Hello, and welcome to Competitive Programming! Today we are going to talk about games.
You will be able to describe how to model a game, use the minimax strategy to find good moves, consider some mathematical strategies to simplify game predictions, and finally know how to solve a classic game called Nim.
Contest problems involving games typically come in two flavors: the first is to have the computer pick the best move for a game, and the second is to determine if it’s always possible for a particular player to win or not.
In order to reason about the game, you have to be able to model the state of the game. This is a combination of whatever the configuration is plus the identity of the current player. A player taking a turn will change the configuration.
Once you have this model, you can simulate the game or study it.
Tic Tac Toe
So for example, let’s suppose we want to model tic tac toe. There are nine squares, each of which can be empty, ex, or oh. Each time a player moves one of the empty squares becomes an ex or an oh. You can then think of the game as a kind of tree; the configuration is a node, and a move takes you to the child nodes. So, the root node of tic tac toe is the empty board, and it has nine children, since there are nine empty squares.
Unless the game is incredibly small, you are not going to actually store this tree. Even tic tac toe has (3^9) possible board positions, just under 20,000. Instead, you will generate the child nodes as you go.

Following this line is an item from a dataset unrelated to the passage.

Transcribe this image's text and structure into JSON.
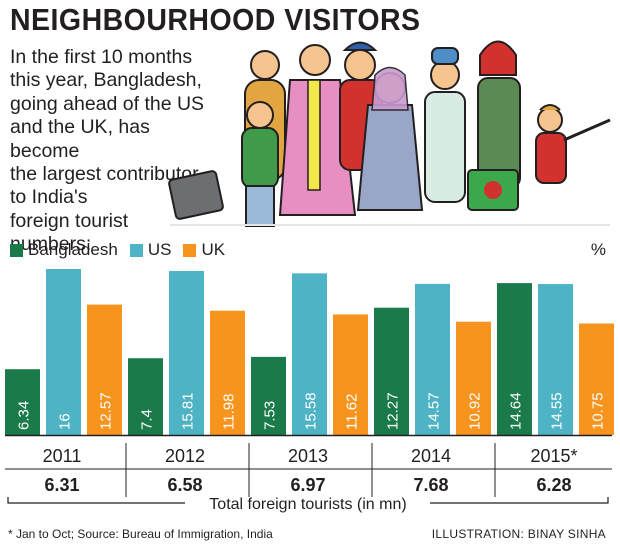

One thing you will need is some way to evaluate how good a board position is. Sometimes this is very simple, especially games in which you can know what a perfect move is. But in larger games this can be tricky since you can’t always look at the board and see who will win or lose as a result.
In games like that, there is a technique called minimax. You want to maximize the board evaluation function after a computer move and minimize it after a competitor’s move. Picking the move involves a recursive descent several moves into the game to see which move leads to the best results.

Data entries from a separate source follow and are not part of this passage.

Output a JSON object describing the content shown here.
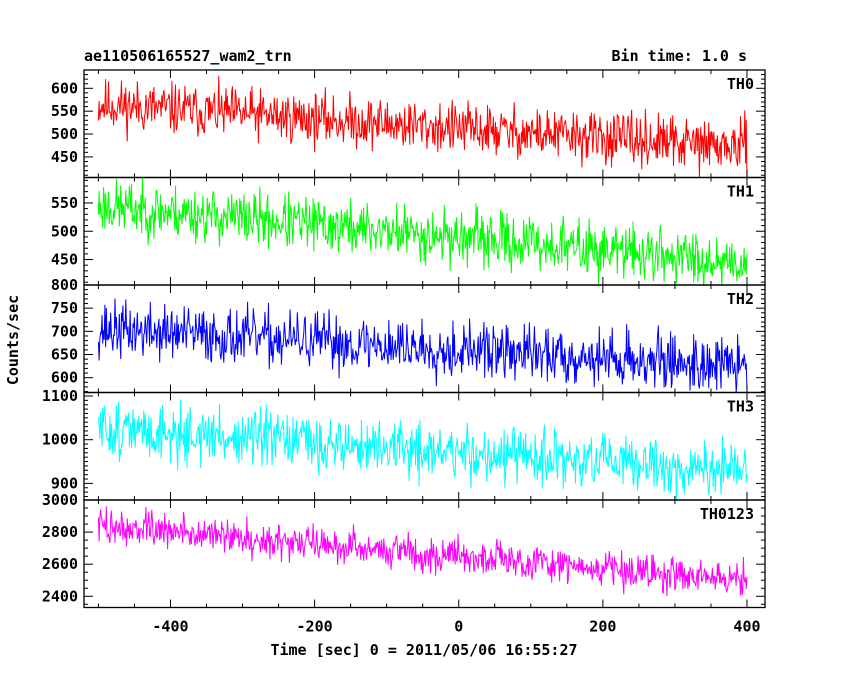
{
  "header": {
    "title": "ae110506165527_wam2_trn",
    "bin_time": "Bin time: 1.0 s"
  },
  "axes": {
    "ylabel": "Counts/sec",
    "xlabel": "Time [sec] 0 = 2011/05/06 16:55:27",
    "xticks": [
      -400,
      -200,
      0,
      200,
      400
    ],
    "xlim": [
      -520,
      425
    ]
  },
  "chart_data": {
    "type": "line",
    "x_range": [
      -500,
      400
    ],
    "bin_seconds": 1.0,
    "panels": [
      {
        "name": "TH0",
        "color": "#ff0000",
        "ylim": [
          405,
          640
        ],
        "yticks": [
          450,
          500,
          550,
          600
        ],
        "start_mean": 565,
        "end_mean": 470,
        "noise": 28,
        "seed": 11
      },
      {
        "name": "TH1",
        "color": "#00ff00",
        "ylim": [
          405,
          595
        ],
        "yticks": [
          450,
          500,
          550
        ],
        "start_mean": 545,
        "end_mean": 445,
        "noise": 24,
        "seed": 23
      },
      {
        "name": "TH2",
        "color": "#0000ff",
        "ylim": [
          568,
          800
        ],
        "yticks": [
          600,
          650,
          700,
          750,
          800
        ],
        "start_mean": 705,
        "end_mean": 625,
        "noise": 30,
        "seed": 37
      },
      {
        "name": "TH3",
        "color": "#00ffff",
        "ylim": [
          862,
          1108
        ],
        "yticks": [
          900,
          1000,
          1100
        ],
        "start_mean": 1025,
        "end_mean": 925,
        "noise": 32,
        "seed": 51
      },
      {
        "name": "TH0123",
        "color": "#ff00ff",
        "ylim": [
          2330,
          3000
        ],
        "yticks": [
          2400,
          2600,
          2800,
          3000
        ],
        "start_mean": 2840,
        "end_mean": 2500,
        "noise": 55,
        "seed": 73
      }
    ]
  }
}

Now the trick with all of this is that often the branching factor is very huge, which limits the number of levels you can descend.
One common trick that happens in competitive programming is that the game has some kind of mathematical property that makes determining the best moves very simple.

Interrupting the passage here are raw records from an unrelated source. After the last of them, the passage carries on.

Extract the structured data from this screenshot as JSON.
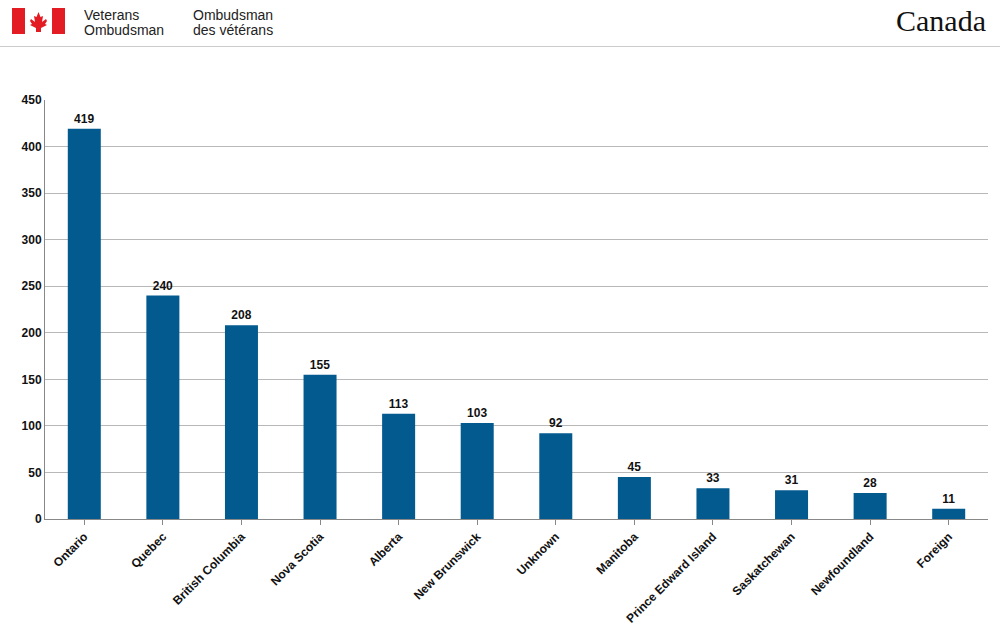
{
  "header": {
    "left": [
      "Veterans",
      "Ombudsman"
    ],
    "right": [
      "Ombudsman",
      "des vétérans"
    ],
    "wordmark": "Canada"
  },
  "chart_data": {
    "type": "bar",
    "categories": [
      "Ontario",
      "Quebec",
      "British Columbia",
      "Nova Scotia",
      "Alberta",
      "New Brunswick",
      "Unknown",
      "Manitoba",
      "Prince Edward Island",
      "Saskatchewan",
      "Newfoundland",
      "Foreign"
    ],
    "values": [
      419,
      240,
      208,
      155,
      113,
      103,
      92,
      45,
      33,
      31,
      28,
      11
    ],
    "color": "#025a8e",
    "ylim": [
      0,
      450
    ],
    "yticks": [
      0,
      50,
      100,
      150,
      200,
      250,
      300,
      350,
      400,
      450
    ],
    "grid": true,
    "data_labels": true
  }
}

The Multiplication Game, UVa problem 847 is a good example of this. The games starts out with a number (p) being equal to one, and the players take turns multiplying it by a number from 2 to 9. There is a target number (n), and the winner is the one who makes (p) greater than (n).
I’m not going to tell you the pattern, but you can discover it by trying out small instances of the game.
There is a game called NIM in which there are a certain number of piles of stones. They don’t all have to have the same number at the start. When it’s a players turn, they pick a non-empty pile and must remove at least one stone from it. They can remove as many stones as they want.
There are two versions of the game: the winner can be the one who takes the last stone, or else the one who forces the other player to take the last stone.
It turns out there is a simple pattern to determine the winner: if you take the exclusive or of all the pile sizes, and it is equal to zero, then the first player can always win. Perfect play then means making a move that preserves the exclusive or being 0.
You should study this particular game, because a lot of competitive programming game questions are really just Nim in disguise.